Der Präsident der Bundesnetzagentur, Matthias Kurth hat laut einem Interview mit der Welt am Sonntag ein bestimmtes Verständnis für den Wettbewerbsschutz der Deutschen Telekom AG bezüglich des geplanten 50 Megabit schnellen Breitband-Glasfasernetzes.
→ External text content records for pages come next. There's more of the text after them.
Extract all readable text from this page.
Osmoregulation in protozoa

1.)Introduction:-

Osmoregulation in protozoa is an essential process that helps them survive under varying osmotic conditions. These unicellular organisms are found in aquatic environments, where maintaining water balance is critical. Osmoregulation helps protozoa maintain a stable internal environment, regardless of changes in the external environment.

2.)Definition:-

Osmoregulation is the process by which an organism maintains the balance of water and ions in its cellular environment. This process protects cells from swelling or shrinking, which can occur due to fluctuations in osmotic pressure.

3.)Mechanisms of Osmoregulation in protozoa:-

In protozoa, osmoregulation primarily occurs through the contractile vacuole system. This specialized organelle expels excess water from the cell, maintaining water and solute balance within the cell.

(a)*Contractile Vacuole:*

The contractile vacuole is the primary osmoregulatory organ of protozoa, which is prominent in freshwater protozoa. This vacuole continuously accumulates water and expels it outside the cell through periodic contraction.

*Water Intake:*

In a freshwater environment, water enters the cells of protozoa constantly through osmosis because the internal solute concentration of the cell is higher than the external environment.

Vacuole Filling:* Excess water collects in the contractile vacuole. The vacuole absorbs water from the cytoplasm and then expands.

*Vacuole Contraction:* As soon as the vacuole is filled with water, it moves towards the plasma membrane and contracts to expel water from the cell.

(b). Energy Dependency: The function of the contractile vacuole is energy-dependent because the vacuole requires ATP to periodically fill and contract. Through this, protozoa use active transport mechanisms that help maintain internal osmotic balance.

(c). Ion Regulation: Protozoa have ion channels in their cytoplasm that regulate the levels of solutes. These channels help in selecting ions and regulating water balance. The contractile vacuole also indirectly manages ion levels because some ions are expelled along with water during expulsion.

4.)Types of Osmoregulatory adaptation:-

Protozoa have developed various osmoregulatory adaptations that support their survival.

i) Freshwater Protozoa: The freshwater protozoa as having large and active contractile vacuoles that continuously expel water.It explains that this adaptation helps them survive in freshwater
"Wir arbeiten ja auf Basis des geltenden Rechts und stimmen uns mit der Europäischen Kommission ab. Ich sehe aber durchaus die Berechtigung der Deutschen Telekom für eine risikoreiche Investition auch einen höheren Ertrag zu erwarten. Diese Pioniergewinne ermöglicht aber auch das geltende Gesetz schon.", sagte Matthias Kurth in Bezug auf dem im Koalitionsvertrag vereinbarten Wettbewerbsschutz für das geplante Glasfasernetz der Deutsche Telekom AG.
"Um das neue Hochgeschwindigkeitsnetz aus der Regulierung herauszunehmen, muß es sich um einen sogenannten neuen Markt handeln.", so Matthias Kurth weiter.
Gegen den Wettbewerbsschutz spricht sich die Europäische Union aus weil das Glasfasernetz im Breitbandmarkt ein beschleunigtes DSL sei und weitere Ausnahmeregelungen von anderen Konzernen befürchtet werden.
Mit der Europäischen Kommission will Matthias Kurth einen Kompromiss in Bezug auf die Ausnahmeregelung beim Glasfasernetz vereinbaren. Der Bonner Ex-Monopolist Deutsche Telekom AG will für den Aufbau eines 50 Megabit schnellen Glasfasernetzes bis zum Jahre 2007 rund drei Milliarden Euro investieren und dabei 5.000 Jobs schaffen.